Overall, the rate of antibiotic resistance is higher compared to several previous studies. We do not have specific data on the usage of antibiotics for the included patients in the current study. The increased resistance may be due to the fact that as our institute is a tertiary care hospital, there was every possible chance that the patients must be treated in a primary care setting and might be exposed to some antibiotics during the treatment at such centers. Drugs including β-lactams, aminoglycosides and fluoroquinolones have been used to treat various infections and the prolonged use of such drugs may lead to a high rate of antibiotic resistance.
The ESBL and the AmpC β-lactamase in Salmonella sp. have been reported in developing countries including India and Pakistan (36-38).

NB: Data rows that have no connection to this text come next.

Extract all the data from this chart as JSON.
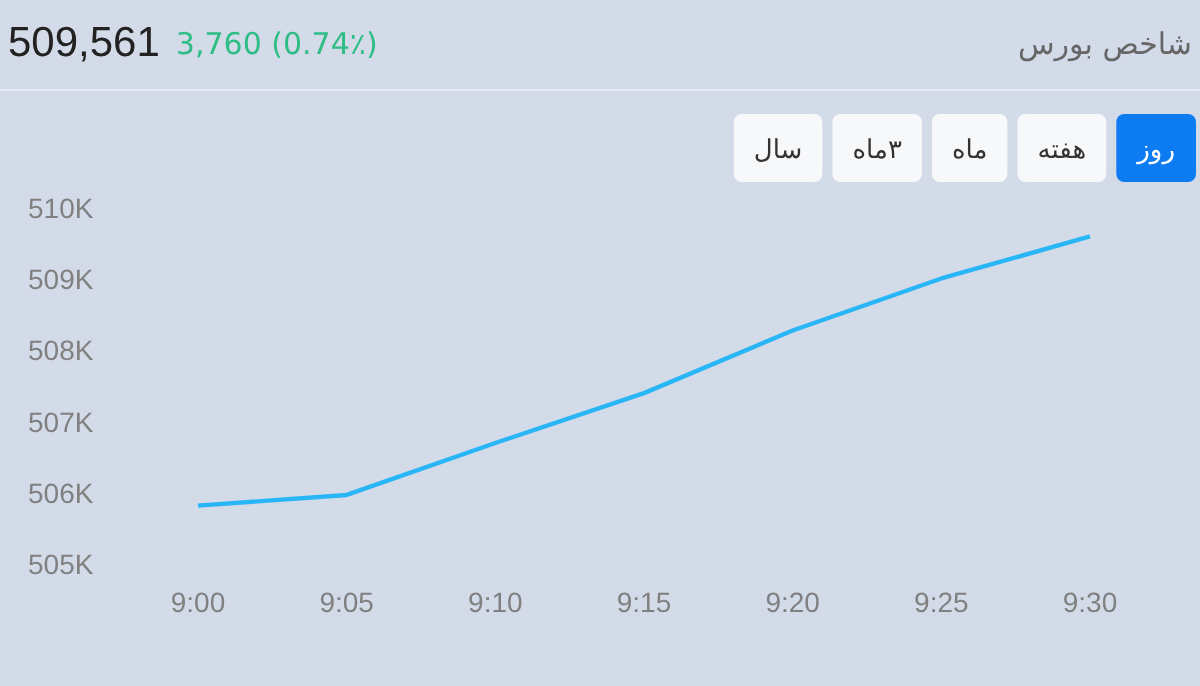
{
  "chart_data": {
    "type": "line",
    "categories": [
      "9:00",
      "9:05",
      "9:10",
      "9:15",
      "9:20",
      "9:25",
      "9:30"
    ],
    "series": [
      {
        "color": "#29b6f6",
        "values": [
          505820,
          505970,
          506700,
          507400,
          508280,
          509010,
          509600
        ]
      }
    ],
    "ylim": [
      505000,
      510000
    ],
    "yticks": [
      {
        "value": 505000,
        "label": "505K"
      },
      {
        "value": 506000,
        "label": "506K"
      },
      {
        "value": 507000,
        "label": "507K"
      },
      {
        "value": 508000,
        "label": "508K"
      },
      {
        "value": 509000,
        "label": "509K"
      },
      {
        "value": 510000,
        "label": "510K"
      }
    ],
    "grid": false,
    "marker": "none",
    "annotations": [
      "509,561",
      "3,760 (0.74٪)",
      "شاخص بورس",
      "روز",
      "هفته",
      "ماه",
      "۳ماه",
      "سال"
    ]
  }
}
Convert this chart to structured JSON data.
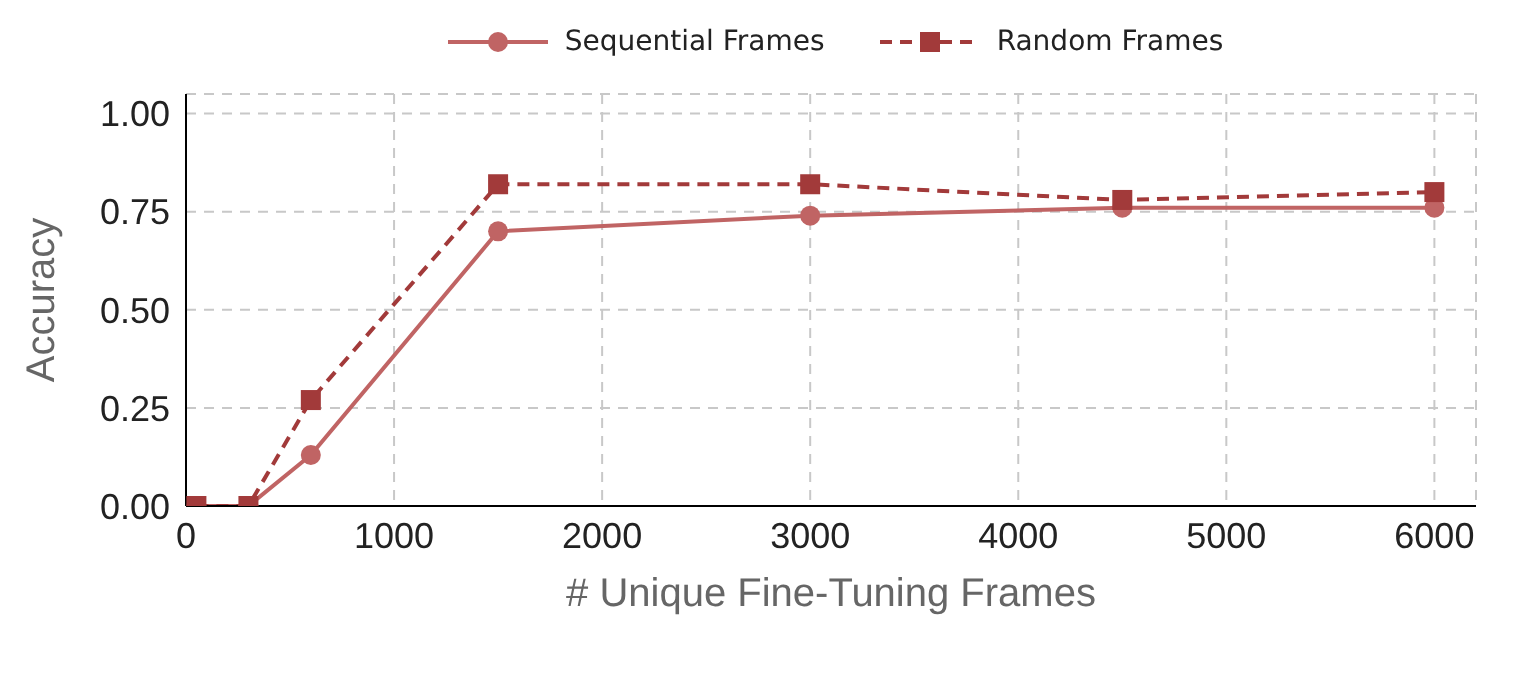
{
  "chart_data": {
    "type": "line",
    "xlabel": "# Unique Fine-Tuning Frames",
    "ylabel": "Accuracy",
    "x": [
      50,
      300,
      600,
      1500,
      3000,
      4500,
      6000
    ],
    "series": [
      {
        "name": "Sequential Frames",
        "color": "#c06464",
        "values": [
          0,
          0,
          0.13,
          0.7,
          0.74,
          0.76,
          0.76
        ],
        "marker": "circle",
        "line_style": "solid"
      },
      {
        "name": "Random Frames",
        "color": "#a23a3a",
        "values": [
          0,
          0,
          0.27,
          0.82,
          0.82,
          0.78,
          0.8
        ],
        "marker": "square",
        "line_style": "dashed"
      }
    ],
    "xlim": [
      0,
      6200
    ],
    "xticks": [
      0,
      1000,
      2000,
      3000,
      4000,
      5000,
      6000
    ],
    "ylim": [
      0,
      1.05
    ],
    "yticks": [
      {
        "value": 0,
        "label": "0.00"
      },
      0.25,
      {
        "value": 0.5,
        "label": "0.50"
      },
      0.75,
      {
        "value": 1,
        "label": "1.00"
      }
    ],
    "grid": true,
    "legend": "top"
  }
}
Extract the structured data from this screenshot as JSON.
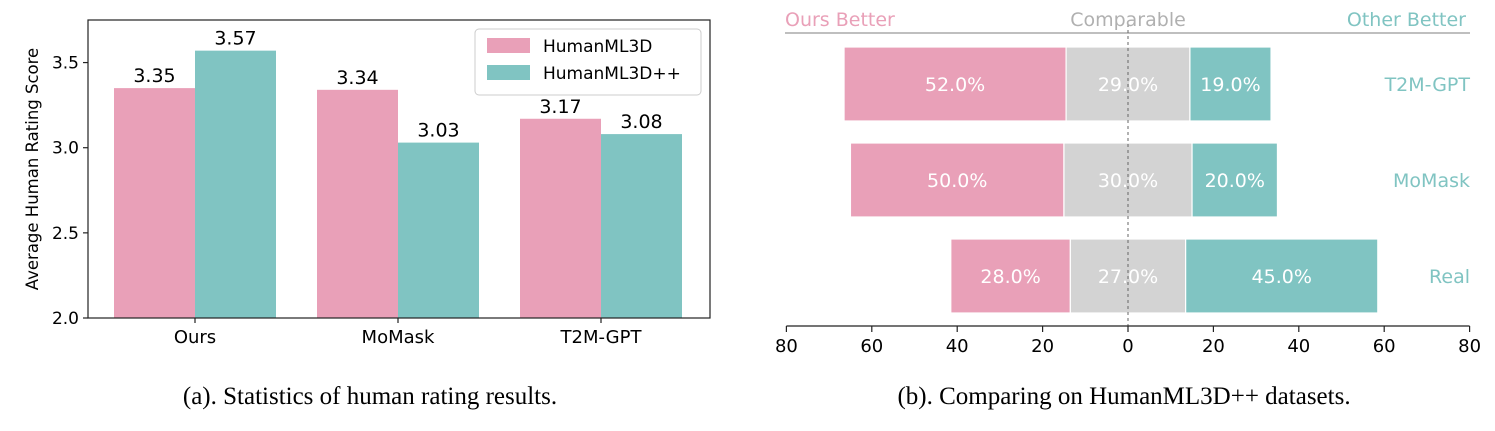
{
  "chart_data": [
    {
      "type": "bar",
      "caption": "(a). Statistics of human rating results.",
      "categories": [
        "Ours",
        "MoMask",
        "T2M-GPT"
      ],
      "series": [
        {
          "name": "HumanML3D",
          "values": [
            3.35,
            3.34,
            3.17
          ],
          "label_text": [
            "3.35",
            "3.34",
            "3.17"
          ]
        },
        {
          "name": "HumanML3D++",
          "values": [
            3.57,
            3.03,
            3.08
          ],
          "label_text": [
            "3.57",
            "3.03",
            "3.08"
          ]
        }
      ],
      "ylabel": "Average Human Rating Score",
      "xlabel": "",
      "ylim": [
        2.0,
        3.75
      ],
      "yticks": [
        2.0,
        2.5,
        3.0,
        3.5
      ],
      "ytick_labels": [
        "2.0",
        "2.5",
        "3.0",
        "3.5"
      ],
      "legend_position": "top-right",
      "grid": false
    },
    {
      "type": "bar",
      "orientation": "horizontal-stacked-diverging",
      "caption": "(b). Comparing on HumanML3D++ datasets.",
      "categories": [
        "T2M-GPT",
        "MoMask",
        "Real"
      ],
      "series": [
        {
          "name": "Ours Better",
          "values": [
            52.0,
            50.0,
            28.0
          ],
          "label_text": [
            "52.0%",
            "50.0%",
            "28.0%"
          ]
        },
        {
          "name": "Comparable",
          "values": [
            29.0,
            30.0,
            27.0
          ],
          "label_text": [
            "29.0%",
            "30.0%",
            "27.0%"
          ]
        },
        {
          "name": "Other Better",
          "values": [
            19.0,
            20.0,
            45.0
          ],
          "label_text": [
            "19.0%",
            "20.0%",
            "45.0%"
          ]
        }
      ],
      "header_labels": [
        "Ours Better",
        "Comparable",
        "Other Better"
      ],
      "xlim": [
        -80,
        80
      ],
      "xticks": [
        -80,
        -60,
        -40,
        -20,
        0,
        20,
        40,
        60,
        80
      ],
      "xtick_labels": [
        "80",
        "60",
        "40",
        "20",
        "0",
        "20",
        "40",
        "60",
        "80"
      ],
      "grid": false
    }
  ],
  "colors": {
    "pink": "#e9a0b8",
    "teal": "#80c4c2",
    "gray": "#d3d3d3",
    "axis": "#222222",
    "header_gray": "#b0b0b0",
    "white": "#ffffff"
  }
}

However, data regarding the report of β-lactamase and the AmpC β-lactamase among Salmonella sp. is scarce in China. In our study, 32.6% of our isolates were positive for the blaCMY-2gene and significantly higher than other genes (t-test, P < 0.05). The blaCTX-M-15 was the next predominant gene found in our study. Similar to our study, a study from India reported that blaCMY-2(20.9%) was the predominant gene while blaCTX-M-15 was the next predominant gene amplified by their NTS, however, their rates were much lower compared to our results (22). In the current clinical settings, third-generation cephalosporins are the drug of choice for treating NTS infections, the presence of blaCTX-M-15, which spread among bacteria, especially the co-occurrence of plasmid-mediated ESBL and AmpC which can hydrolyse even carbapenems and pose a serious threat during the treatment of NTS infections. The study is limited by its retrospective and single-center design.
5.1. Conclusions
Overall, S. typhimurium was the predominant species identified and blaCMY-2 was the predominant gene amplified by our isolates. In general, invasive isolates exhibit less resistance, however, in our study the iNTS isolated from blood samples showed a similar resistance pattern to that of the NTS isolated from stool samples. Compared to other literature, the high prevalence and increased resistance especially among iNTS is a cause of concern and reiterates the need to test blood samples along with the stool samples for better management of gastroenteritis.